Attendu qu'il n'est pas contesté que pendant la courte période d'exploitation du magasin, la société Mode et Loisirs a reçu plus de vingt visites d'un délégué Phildar ; que dès le début, Phildar, constatant que la SARL Mode et Loisirs manquait de trésorerie, a proposé de renoncer aux agios ; qu'elle a proposé ensuite de mettre en place un échéancier pour que Mode et Loisirs puisse étayer ses arriérés sans trop souffrir ; qu'aucun accord sur ce point n'a pu aboutir malgré l'offre de Phildar du 27 septembre 1989, de telle sorte que le 23 octobre 1989, Phildar a suspendu ses livraisons conformément à la faculté que lui laissait le contrat, puis appliqué l'article X de celui-ci et réclamé le paiement de sa créance dans des conditions exemptes de toutes critique objective.

Attendu que les documents produits aux débats et discutés par les parties établissent que la gérante de Mode et Loisirs n'a cessé de critiquer son franchiseur et à lui reprocher de prétendues fautes, mais que rien n'établit qu'elle se soit comportée en commerçante avisée, ni qu'elle ait essayé de mettre en pratique les conseils de son franchiseur.

Que rien ne permet en conséquence d'affirmer que Phildar n'ait pas respecté ses obligations, sauf en ce qui concerne des retards passagers de livraisons d'une très faible partie des commandes, ce qui a causé à la société Mode et Loisirs un très léger préjudice justifiant l'allocation de 5 000 F à titre de dommages-intérêts, puisqu'elle ne pouvait s'approvisionner ailleurs.

Attendu que toutes les autres demandes sont mal fondées et qu'il n'est pas inéquitable de laisser aux parties la charge de leurs frais irrépétibles ; que les dépens doivent être partagés par moitié entre les parties.

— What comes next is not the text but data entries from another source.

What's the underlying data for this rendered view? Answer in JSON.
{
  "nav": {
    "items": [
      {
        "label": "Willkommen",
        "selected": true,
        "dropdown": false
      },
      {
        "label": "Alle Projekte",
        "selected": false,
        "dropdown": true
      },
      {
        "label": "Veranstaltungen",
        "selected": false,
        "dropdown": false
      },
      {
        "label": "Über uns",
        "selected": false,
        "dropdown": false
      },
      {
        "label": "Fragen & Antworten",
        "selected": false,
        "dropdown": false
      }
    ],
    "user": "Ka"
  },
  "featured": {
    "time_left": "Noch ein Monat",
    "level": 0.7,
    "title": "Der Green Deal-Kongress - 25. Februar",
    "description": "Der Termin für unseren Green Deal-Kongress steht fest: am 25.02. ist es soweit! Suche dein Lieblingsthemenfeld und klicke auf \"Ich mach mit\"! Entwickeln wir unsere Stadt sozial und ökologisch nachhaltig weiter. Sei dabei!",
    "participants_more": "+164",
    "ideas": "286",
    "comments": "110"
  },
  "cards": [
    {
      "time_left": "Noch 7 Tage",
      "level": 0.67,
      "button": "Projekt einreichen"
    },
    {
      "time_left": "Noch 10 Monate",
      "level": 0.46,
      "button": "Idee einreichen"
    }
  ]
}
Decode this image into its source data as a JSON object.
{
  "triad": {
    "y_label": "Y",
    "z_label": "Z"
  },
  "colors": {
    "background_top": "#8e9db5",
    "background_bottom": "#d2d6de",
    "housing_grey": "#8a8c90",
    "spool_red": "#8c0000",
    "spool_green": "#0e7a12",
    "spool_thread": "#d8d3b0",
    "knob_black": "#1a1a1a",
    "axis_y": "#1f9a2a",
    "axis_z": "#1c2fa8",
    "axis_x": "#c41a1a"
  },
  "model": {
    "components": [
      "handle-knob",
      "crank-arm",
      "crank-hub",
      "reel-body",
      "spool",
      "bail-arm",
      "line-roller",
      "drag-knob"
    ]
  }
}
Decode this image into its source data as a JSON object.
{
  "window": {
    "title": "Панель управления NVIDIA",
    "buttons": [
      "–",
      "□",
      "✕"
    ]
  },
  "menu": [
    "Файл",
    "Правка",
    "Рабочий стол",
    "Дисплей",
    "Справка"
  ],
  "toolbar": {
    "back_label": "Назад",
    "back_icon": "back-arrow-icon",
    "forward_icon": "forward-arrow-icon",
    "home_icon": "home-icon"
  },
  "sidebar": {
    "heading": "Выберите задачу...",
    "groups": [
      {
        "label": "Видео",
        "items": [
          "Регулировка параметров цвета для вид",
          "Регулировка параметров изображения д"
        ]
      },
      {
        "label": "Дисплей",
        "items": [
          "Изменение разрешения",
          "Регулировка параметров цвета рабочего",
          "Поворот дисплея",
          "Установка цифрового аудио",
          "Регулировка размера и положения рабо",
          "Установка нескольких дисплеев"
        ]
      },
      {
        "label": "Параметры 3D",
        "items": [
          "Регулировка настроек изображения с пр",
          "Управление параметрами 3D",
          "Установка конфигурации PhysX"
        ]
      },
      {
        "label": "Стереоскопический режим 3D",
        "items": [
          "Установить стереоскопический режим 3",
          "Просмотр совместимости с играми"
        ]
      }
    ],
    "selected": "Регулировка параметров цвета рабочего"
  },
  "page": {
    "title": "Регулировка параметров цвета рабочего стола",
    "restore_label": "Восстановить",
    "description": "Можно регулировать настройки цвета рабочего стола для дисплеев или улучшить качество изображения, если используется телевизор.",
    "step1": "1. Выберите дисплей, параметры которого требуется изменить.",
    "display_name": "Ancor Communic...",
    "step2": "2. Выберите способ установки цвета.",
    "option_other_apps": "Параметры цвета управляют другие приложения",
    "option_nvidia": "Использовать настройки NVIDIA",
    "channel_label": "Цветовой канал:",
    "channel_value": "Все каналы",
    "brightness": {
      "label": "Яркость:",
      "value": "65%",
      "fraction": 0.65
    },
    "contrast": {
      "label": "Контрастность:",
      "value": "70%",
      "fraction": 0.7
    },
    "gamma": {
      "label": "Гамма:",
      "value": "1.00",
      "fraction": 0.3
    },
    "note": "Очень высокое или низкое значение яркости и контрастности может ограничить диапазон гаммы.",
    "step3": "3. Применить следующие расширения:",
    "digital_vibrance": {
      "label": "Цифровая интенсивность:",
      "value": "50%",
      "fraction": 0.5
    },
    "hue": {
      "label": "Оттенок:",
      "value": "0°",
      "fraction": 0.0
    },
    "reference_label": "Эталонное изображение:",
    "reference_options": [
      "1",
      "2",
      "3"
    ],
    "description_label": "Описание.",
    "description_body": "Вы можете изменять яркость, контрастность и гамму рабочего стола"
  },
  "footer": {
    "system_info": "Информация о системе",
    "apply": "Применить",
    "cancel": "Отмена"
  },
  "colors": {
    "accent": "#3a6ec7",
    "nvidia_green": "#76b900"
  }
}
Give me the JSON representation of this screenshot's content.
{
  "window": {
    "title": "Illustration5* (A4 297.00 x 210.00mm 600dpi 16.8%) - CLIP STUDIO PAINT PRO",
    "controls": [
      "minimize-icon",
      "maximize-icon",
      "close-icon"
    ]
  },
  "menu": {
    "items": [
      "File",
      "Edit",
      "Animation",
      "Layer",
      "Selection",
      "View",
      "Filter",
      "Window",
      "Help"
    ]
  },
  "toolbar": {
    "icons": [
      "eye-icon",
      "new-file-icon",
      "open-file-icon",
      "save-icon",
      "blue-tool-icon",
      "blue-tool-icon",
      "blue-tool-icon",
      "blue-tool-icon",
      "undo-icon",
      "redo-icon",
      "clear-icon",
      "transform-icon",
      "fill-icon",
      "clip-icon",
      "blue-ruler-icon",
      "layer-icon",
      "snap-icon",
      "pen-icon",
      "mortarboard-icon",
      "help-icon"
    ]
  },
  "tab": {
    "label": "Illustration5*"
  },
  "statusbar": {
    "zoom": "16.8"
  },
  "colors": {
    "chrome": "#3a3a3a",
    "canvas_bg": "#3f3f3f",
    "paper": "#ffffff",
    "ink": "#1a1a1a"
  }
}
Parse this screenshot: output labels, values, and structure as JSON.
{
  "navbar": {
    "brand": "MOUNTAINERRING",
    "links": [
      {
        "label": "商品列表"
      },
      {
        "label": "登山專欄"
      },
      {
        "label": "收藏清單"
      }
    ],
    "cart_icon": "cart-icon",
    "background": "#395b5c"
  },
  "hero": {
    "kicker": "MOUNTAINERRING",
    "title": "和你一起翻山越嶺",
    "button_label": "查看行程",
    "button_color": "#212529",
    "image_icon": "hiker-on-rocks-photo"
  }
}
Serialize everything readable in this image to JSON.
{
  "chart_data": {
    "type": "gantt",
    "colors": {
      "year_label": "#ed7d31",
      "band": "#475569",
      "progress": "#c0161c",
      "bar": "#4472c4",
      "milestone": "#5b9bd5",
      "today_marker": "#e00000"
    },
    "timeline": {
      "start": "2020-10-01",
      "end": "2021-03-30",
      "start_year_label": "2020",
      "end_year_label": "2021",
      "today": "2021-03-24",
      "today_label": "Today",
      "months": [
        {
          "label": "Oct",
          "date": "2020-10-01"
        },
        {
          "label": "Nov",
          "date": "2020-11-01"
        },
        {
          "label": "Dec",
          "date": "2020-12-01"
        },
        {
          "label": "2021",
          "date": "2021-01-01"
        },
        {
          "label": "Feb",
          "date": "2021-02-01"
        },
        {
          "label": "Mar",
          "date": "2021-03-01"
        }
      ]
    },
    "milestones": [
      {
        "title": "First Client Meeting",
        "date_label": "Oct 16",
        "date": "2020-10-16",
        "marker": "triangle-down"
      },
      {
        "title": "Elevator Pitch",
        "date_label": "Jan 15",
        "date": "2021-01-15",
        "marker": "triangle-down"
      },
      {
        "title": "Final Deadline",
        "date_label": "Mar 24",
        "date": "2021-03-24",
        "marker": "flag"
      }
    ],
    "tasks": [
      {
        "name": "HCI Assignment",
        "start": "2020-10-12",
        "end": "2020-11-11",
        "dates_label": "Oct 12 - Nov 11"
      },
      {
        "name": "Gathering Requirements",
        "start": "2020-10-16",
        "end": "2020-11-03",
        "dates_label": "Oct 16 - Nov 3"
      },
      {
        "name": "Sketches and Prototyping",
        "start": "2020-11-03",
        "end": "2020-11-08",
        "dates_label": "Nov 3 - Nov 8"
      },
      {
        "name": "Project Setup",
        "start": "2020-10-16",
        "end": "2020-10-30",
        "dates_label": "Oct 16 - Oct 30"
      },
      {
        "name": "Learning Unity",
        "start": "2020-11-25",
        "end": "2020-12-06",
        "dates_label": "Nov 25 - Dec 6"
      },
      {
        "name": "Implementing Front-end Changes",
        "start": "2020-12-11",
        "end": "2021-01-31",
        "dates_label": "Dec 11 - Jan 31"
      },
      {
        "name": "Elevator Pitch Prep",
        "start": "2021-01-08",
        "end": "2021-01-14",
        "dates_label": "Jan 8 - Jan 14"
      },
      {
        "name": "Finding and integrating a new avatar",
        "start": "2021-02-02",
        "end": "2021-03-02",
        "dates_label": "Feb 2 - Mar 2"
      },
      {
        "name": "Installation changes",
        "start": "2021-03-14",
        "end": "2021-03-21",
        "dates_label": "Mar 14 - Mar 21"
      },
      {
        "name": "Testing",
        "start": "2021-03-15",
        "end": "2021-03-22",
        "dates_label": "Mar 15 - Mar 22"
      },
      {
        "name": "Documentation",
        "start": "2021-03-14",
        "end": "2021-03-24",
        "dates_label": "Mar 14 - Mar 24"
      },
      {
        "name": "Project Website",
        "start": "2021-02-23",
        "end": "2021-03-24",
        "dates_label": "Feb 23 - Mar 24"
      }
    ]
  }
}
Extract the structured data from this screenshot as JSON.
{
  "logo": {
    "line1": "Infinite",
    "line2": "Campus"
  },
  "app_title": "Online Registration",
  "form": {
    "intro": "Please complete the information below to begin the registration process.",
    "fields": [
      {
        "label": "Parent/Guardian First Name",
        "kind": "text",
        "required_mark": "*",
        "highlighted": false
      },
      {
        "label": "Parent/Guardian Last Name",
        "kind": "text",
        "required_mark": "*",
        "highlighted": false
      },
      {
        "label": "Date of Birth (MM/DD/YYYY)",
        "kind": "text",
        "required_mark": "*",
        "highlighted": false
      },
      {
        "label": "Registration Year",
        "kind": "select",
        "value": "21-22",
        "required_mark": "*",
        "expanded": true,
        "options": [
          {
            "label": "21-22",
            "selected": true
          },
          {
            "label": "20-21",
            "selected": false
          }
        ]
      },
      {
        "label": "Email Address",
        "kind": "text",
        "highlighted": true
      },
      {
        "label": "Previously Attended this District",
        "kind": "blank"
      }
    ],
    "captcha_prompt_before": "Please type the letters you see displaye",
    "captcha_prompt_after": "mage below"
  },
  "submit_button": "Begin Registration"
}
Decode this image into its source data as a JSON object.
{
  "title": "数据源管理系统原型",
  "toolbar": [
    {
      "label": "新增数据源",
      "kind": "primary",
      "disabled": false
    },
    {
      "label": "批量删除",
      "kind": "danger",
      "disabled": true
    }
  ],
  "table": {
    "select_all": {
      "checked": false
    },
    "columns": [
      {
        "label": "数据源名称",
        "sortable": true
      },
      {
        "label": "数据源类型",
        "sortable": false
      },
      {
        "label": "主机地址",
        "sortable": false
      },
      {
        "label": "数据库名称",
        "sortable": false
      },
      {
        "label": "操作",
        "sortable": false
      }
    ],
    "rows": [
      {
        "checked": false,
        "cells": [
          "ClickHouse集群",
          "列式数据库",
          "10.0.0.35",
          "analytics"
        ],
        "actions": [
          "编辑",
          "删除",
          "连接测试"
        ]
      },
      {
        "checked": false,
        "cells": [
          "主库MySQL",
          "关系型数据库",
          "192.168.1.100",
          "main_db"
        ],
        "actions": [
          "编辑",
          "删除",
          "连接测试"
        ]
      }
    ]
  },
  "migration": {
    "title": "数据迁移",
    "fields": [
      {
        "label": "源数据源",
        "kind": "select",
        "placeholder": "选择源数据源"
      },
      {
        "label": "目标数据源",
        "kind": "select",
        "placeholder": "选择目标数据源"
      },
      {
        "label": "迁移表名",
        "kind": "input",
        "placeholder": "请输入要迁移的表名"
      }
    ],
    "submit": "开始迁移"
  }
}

Par ces motifs, Réforme le jugement entrepris ; Condamne la société Les Fils de Louis Mulliez à payer à Me Tiberghien ès qualités la somme de 5 000 F à titre de dommages-intérêts ; Déboute les parties de leurs autres demandes, Me Tiberghien ès qualités étant mal fondé à plus prétendre et l'intimée pouvant équitablement supporter ses frais irrépétibles ; Fait masse des dépens de première instance et d'appel ; Dit qu'ils seront recouvrés par moitié par la SA Les Fils de Louis Mulliez et par moitié en passif privilégié de la société Mode et Loisirs, et distraits au profit des avoués en la cause, conformément à l'article 699 du nouveau code de procédure civile.